Thursday, August 2, 2012

Back Home Again . . .



_____


Once again I have been out in the desert house-sitting and dog-sitting with Eva. I arrived back home last night and I have too many other things to do for me to think of something to seriously blog about. Maybe I will have something by tomorrow.

_____



WORD FOR TODAY

confabulation
noun
1.
the act of confabulating;  conversation; discussion.
2.
Psychiatry . the replacement of a gap in a person's memory by a falsification that he or she believes to be true.

_____


BORN ON THIS DAY IN HISTORY

   
Carroll O'Connor

 
Born Aug. 02, 1924
Died June 21, 2001

Carroll O'Connor (born John Carroll O'Connor) was an American actor, producer and director whose television career spanned four decades. Known at first for playing the role of Major General Colt in the 1970 movie Kelly's Heroes, he later found fame as the bigoted working man Archie Bunker, the main character in the 1970s CBS television sitcoms All in the Family (1971 to 1979) and Archie Bunker's Place (1979 to 1983).

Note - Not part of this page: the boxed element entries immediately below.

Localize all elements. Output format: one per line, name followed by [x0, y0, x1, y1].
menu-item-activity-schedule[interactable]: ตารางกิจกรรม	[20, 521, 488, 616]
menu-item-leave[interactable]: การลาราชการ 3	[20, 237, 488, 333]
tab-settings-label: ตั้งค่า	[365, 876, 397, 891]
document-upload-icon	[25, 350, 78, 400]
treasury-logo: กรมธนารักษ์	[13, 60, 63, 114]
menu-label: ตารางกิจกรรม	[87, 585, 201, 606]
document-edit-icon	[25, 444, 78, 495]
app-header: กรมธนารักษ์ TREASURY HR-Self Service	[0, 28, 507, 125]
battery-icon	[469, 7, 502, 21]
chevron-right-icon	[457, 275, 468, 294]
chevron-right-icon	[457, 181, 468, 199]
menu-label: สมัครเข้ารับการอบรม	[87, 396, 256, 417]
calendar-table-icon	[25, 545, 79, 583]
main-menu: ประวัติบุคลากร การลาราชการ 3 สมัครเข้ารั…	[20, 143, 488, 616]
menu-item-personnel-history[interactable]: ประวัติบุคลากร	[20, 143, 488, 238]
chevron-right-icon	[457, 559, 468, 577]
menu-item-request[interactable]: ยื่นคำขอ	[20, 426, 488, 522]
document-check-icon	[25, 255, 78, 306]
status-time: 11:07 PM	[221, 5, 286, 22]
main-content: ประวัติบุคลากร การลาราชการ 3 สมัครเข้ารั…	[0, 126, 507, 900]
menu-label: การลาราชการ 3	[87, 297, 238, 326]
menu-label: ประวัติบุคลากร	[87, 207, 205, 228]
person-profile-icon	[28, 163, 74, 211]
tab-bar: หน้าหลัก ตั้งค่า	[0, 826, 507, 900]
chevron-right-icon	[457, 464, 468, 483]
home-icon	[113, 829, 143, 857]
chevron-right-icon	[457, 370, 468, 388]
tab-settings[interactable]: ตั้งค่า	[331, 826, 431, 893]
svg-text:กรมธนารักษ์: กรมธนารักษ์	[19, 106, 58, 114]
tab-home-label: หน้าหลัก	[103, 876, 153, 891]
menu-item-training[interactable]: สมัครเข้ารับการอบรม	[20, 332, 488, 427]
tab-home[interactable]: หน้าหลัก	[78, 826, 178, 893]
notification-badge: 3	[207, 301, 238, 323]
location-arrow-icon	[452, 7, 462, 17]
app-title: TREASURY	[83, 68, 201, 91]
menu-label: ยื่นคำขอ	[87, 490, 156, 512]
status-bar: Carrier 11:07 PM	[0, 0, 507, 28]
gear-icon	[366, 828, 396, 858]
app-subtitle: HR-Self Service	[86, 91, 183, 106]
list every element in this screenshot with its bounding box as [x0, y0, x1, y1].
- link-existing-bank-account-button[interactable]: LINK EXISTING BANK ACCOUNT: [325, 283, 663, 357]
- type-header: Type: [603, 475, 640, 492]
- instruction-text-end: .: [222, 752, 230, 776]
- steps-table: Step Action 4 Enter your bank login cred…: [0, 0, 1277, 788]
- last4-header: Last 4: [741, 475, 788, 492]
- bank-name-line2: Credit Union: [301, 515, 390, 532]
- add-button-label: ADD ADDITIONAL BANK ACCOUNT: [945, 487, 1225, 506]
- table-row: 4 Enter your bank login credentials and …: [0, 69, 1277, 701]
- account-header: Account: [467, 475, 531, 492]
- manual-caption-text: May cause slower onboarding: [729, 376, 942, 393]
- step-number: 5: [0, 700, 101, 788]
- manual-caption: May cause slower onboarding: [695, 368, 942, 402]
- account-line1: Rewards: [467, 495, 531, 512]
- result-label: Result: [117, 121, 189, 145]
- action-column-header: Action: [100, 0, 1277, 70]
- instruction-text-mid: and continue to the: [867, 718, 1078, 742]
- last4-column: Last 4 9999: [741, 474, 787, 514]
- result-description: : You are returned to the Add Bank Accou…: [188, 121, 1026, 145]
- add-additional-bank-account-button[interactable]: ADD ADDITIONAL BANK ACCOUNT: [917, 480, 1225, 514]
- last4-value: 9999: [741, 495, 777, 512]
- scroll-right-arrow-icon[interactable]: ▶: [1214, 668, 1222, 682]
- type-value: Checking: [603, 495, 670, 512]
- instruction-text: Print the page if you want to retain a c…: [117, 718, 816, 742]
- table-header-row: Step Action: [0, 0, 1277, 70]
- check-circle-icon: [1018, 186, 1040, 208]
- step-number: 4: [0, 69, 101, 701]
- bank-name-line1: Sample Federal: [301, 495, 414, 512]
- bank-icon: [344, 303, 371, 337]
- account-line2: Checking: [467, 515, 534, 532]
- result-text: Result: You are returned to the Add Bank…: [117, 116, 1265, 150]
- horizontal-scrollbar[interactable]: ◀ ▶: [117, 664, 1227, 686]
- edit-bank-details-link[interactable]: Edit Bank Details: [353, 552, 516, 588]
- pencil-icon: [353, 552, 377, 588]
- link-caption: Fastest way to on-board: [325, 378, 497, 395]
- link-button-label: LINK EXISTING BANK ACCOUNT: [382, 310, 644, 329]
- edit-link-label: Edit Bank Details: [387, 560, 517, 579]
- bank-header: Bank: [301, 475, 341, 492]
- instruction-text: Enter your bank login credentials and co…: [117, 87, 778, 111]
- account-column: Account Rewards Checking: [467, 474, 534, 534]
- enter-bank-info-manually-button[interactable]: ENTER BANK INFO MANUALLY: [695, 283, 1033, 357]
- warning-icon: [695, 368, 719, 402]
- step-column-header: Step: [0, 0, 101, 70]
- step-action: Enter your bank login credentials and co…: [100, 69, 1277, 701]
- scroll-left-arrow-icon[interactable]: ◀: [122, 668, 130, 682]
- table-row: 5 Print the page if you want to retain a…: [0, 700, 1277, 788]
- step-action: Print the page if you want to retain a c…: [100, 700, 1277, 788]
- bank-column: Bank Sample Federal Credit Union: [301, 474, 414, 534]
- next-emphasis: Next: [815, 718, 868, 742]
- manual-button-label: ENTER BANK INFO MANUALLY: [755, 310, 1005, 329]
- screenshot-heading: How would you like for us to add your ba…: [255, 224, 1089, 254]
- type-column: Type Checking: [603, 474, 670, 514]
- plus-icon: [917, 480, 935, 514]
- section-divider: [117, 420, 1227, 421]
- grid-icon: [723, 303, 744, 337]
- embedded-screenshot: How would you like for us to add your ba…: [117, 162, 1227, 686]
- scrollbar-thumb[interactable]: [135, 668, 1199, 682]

O'Connor later starred in the NBC/CBS television crime drama In the Heat of the Night from 1988 to 1995, where he played the role of southern Police Chief William (Bill) Gillespie. At the end of his career in the late 1990s, he played the father of Jamie Stemple Buchman (Helen Hunt) on Mad About You.



Myrna Loy
  
 Born Aug. 02, 1905
Died Dec. 14, 1993

Myrna Loy was an American actress. Trained as a dancer, she devoted herself fully to an acting career following a few minor roles in silent films. She was originally typecast in exotic roles, often as a vamp or a woman of Asian descent, but her career prospects improved following her portrayal of Nora Charles in The Thin Man (1934). Her successful pairing with William Powell resulted in 14 films together, including five subsequent Thin Man films. In 1937, she was crowned the "Queen of Hollywood" by a nationwide poll.


   
James Baldwin


Born Aug. 02, 1924
Died Dec. 01, 1987

James Arthur Baldwin was an American novelist, essayist, playwright, poet, and social critic. Baldwin's essays, such as the collection Notes of a Native Son (1955), explore palpable yet unspoken intricacies of racial, sexual, and class distinctions in Western societies, most notably in mid-20th-century America, vis-a-vis their inevitable if unnameable tensions with personal identity, assumptions, uncertainties, yearning, and questing

Some Baldwin essays are book-length, for instance The Fire Next Time (1963), No Name in the Street (1972), and The Devil Finds Work (1976). His novels and plays fictionalize fundamental personal questions and dilemmas amid complex social and psychological pressures thwarting the equitable integration of not only blacks yet also of male homosexuals--depicting as well some internalized impediments to such individuals' quest for acceptance--namely in his second novel, Giovanni's Room (1956), written well before the equality of homosexuals was widely espoused in America.

Baldwin's best-known novel is his first, Go Tell It on the Mountain (1953).

_____
__________

The most dangerous creation of any society is the man who has nothing to lose.